Learning Query Inseparable ELH Ontologies
This work addresses a theoretical problem in ontology learning for knowledge representation, focusing on query inseparability, and is incremental as it builds on existing learning models.
The paper tackles the problem of learning query inseparable ELH ontologies in an exact learning model, analyzing complexity and conditions for preserving inseparability when data changes, and extends to PAC learning with limited oracle interactions.

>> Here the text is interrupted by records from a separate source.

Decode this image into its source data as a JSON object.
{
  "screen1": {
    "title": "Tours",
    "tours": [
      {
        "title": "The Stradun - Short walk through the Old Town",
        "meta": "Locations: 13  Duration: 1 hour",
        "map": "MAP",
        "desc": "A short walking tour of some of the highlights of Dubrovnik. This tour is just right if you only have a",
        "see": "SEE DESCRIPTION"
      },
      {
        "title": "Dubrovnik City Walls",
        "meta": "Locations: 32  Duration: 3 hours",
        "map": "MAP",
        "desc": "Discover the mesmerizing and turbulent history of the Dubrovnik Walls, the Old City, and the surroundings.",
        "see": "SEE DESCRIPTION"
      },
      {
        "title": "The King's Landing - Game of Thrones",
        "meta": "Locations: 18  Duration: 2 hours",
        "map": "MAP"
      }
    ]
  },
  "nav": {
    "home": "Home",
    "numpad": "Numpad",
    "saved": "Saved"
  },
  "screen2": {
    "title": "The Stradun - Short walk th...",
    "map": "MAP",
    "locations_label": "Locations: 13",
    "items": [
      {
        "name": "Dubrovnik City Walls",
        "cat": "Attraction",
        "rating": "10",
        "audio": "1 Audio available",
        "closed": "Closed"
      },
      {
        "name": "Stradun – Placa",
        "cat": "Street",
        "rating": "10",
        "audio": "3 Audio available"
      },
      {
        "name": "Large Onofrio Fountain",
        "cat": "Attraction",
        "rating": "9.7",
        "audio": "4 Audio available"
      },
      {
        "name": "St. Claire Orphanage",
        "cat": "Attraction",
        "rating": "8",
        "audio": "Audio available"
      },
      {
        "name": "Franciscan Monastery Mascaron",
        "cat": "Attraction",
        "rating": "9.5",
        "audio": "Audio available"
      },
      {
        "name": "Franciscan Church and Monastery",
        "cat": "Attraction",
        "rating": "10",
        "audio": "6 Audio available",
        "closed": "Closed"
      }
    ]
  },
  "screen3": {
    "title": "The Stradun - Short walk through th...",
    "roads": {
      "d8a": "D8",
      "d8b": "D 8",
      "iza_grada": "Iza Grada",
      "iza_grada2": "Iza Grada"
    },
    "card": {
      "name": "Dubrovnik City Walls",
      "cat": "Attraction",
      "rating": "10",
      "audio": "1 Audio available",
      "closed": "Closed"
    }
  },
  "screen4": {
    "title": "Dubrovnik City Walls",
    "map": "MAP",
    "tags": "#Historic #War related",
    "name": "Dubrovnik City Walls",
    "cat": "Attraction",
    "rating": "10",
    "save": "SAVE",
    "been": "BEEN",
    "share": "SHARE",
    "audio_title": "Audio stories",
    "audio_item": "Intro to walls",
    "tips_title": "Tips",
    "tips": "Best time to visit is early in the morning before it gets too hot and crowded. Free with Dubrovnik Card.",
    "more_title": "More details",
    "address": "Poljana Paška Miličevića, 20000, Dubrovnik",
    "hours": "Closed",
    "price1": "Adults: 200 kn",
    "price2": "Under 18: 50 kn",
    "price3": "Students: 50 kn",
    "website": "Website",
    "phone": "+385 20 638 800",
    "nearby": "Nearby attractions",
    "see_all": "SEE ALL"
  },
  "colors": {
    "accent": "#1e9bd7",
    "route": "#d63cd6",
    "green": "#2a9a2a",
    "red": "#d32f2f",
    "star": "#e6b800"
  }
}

We investigate the complexity of learning query inseparable ELH ontologies in a variant of Angluin's exact learning model. Given a fixed data instance A* and a query language Q, we are interested in computing an ontology H that entails the same queries as a target ontology T on A*, that is, H and T are inseparable w.r.t. A* and Q. The learner is allowed to pose two kinds of questions. The first is `Does (T,A)\models q?', with A an arbitrary data instance and q and query in Q. An oracle replies this question with `yes' or `no'. In the second, the learner asks `Are H and T inseparable w.r.t. A* and Q?'. If so, the learning process finishes, otherwise, the learner receives (A*,q) with q in Q, (T,A*)\models q and (H,A*)\not\models q (or vice-versa). Then, we analyse conditions in which query inseparability is preserved if A* changes. Finally, we consider the PAC learning model and a setting where the algorithms learn from a batch of classified data, limiting interactions with the oracles.